CASK
is a tool for exploring customised architectures for sparse algebra. It
focuses on micro-architectural optimsations for iterative solvers and the
sparse matrix vector multiplication kernel.
CASK
is released under the MIT license - use it as you please, but we assume
no responsibility. Also, if you find the work interesting and this project
useful, we kindly ask that you cite the following:
Paul Grigoras, Pavel Burovskiy, Wayne Luk, CASK: Open-Source Custom Architectures for Sparse Kernels. FPGA 2016.
@inproceedings{grigoras2015cask,
author = {Grigoras, Paul and Burovskiy, Pavel and Luk, Wayne},
title = {{CASK}: Open-Source Custom Architectures for Sparse Kernels},
booktitle = FPGA,
year = {2016},
pages = {179--184},
}
The main steps in CASK are:
- Design Space Exploration (DSE) - given a benchmark and a set of architectures find the optimal instantiations for each architecture
- Build - generate an implementation library from the architectures which can be used in an application
- Benchmark - measure performance of the architectures
- Collect and post-process results - collects results of various steps in the process and displays them in a meaningful, user-friendly way
CASK supports three main flows available from the top-level makefile:
mock-flow
- generates CPU based stubs for the architectures; as such it has minimal external dependencies and can run on a local machine without any FPGA vendor tools available; useful for developing the infrastructure as it skips the most expensive steps (building simulation & hardware implementations)sim-flow
- build simulation versions of the hardware implementations; these are useful for checking correctness as they will pick up most functional issueshw-flow
- build actual hardware (FPGA) implementations for the designs
Each of these flows takes as input:
- a sparse matrix benchmark
- a range of design parameters to explore
It produces as output:
- a shared library with the implementation
- benchmarking results
All flows run on the local machine and require:
g++ 4.9.2
or higher (for C++11 support)Boost 1.55
or higher
To support sim-flow
the local machine must also have:
Maxeler MaxCompiler 2013.2.2
or higher
To support hw-flow
the local machine must also have:
- An installed FPGA card (Maxeler Dataflow Engine such as Vectis or Maia)

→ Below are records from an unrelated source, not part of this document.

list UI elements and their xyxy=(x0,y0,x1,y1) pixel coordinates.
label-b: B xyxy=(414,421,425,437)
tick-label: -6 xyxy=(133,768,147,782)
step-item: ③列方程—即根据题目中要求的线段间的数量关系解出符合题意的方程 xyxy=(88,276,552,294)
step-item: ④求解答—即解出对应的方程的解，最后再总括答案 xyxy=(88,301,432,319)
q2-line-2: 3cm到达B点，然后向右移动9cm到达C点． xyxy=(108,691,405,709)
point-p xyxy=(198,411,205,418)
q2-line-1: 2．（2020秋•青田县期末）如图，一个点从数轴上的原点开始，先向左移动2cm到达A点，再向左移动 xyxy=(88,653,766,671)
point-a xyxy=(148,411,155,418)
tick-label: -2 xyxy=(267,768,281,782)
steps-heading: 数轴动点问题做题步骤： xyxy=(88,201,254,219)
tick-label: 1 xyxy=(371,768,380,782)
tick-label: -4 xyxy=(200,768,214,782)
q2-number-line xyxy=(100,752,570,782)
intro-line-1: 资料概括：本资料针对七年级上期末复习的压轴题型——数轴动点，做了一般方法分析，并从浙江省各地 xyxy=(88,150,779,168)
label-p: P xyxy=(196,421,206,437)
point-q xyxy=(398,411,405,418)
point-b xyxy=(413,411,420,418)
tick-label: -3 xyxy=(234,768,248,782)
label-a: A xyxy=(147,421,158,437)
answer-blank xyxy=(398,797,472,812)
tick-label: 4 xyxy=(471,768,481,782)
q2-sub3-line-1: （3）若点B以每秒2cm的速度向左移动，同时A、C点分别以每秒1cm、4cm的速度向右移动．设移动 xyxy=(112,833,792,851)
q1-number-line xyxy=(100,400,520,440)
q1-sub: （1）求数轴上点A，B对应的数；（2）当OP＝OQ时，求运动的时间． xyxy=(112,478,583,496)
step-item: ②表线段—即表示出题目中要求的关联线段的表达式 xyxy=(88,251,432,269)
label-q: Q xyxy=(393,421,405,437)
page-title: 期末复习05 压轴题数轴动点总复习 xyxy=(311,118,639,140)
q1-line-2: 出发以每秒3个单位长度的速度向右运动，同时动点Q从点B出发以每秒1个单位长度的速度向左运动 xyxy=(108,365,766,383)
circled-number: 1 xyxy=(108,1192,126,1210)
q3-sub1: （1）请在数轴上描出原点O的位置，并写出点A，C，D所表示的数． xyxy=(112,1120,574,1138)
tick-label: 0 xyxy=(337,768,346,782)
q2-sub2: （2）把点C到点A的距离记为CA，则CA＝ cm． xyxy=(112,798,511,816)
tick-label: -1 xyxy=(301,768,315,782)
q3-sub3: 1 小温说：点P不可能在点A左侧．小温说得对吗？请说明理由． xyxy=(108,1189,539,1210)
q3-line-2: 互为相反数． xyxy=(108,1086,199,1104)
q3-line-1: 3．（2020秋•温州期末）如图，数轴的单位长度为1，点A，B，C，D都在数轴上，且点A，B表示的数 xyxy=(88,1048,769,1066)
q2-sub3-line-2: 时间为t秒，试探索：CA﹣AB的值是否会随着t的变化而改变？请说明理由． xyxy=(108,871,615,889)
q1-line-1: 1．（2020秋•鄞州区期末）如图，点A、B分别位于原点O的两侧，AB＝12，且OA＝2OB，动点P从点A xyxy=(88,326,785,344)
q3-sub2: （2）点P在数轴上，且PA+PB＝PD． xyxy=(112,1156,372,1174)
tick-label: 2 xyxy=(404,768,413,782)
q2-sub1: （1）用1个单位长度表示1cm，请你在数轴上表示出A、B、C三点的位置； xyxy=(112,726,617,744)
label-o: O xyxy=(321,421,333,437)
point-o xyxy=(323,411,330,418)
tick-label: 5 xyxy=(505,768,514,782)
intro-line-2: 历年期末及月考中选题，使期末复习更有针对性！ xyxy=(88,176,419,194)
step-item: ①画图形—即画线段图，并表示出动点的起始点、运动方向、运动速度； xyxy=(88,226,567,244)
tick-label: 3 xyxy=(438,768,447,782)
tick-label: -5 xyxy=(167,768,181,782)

- MaxelerOS version matching the MaxCompiler version used for the hardware build
Install python deps:
virtualenv venv/ && source venv/bin/activate
pip install -f requirements.txt
Clone this repository then run:
git submodule update --init
cd cask && mkdir build && cd build && cmake ..
make -C main
First, compile the DSE program:
mkdir build && cd build && cmake .. && make main
You can then use the DSE flow through scripts/spark.py
.
bash-4.1$ python spark.py -h
usage: spark.py [-h] [-d] -t {dfe,sim} -p PARAM_FILE -b BENCHMARK_DIR
[-m MAX_BUILDS]
Run Spark DSE flow
optional arguments:
-h, --help show this help message and exit
-d, --dse
-t {dfe,sim}, --target {dfe,sim}
-p PARAM_FILE, --param-file PARAM_FILE
-b BENCHMARK_DIR, --benchmark-dir BENCHMARK_DIR
-m MAX_BUILDS, --max-builds MAX_BUILDS
spark.py
automates:
- DSE process based on a set of benchmark matrices
- generating simulation and hardware configurations
- running and benchmarking simulation and hardware configurations
Once a simulation / hardware library has been generated through the DSE flow, it will be available in lib-generated
.
From here you can use also CMake directly to rebuild the client
targets, for example test_spmv_sim
. Just build the corresponding Makefile target:
make -C build test_spmv_sim
Tests are provided for both software, hardware simulation and hardware runs. These should always pass on the master
branch. Beware though that it's not practical to test every design parameter configuration, so awkward issues may arise.
First, compile the test binaries (e.g.): make -C build test_spmv_sim
Then you can:
- Run unit tests with
ctest -R unit
- Run hardware simulation tests with
ctest -R sim
- Run hardware tests with
ctest -R hw
Note Some simulation tests may take a long time to run (`~60s), particularly if a large architecture is simulated.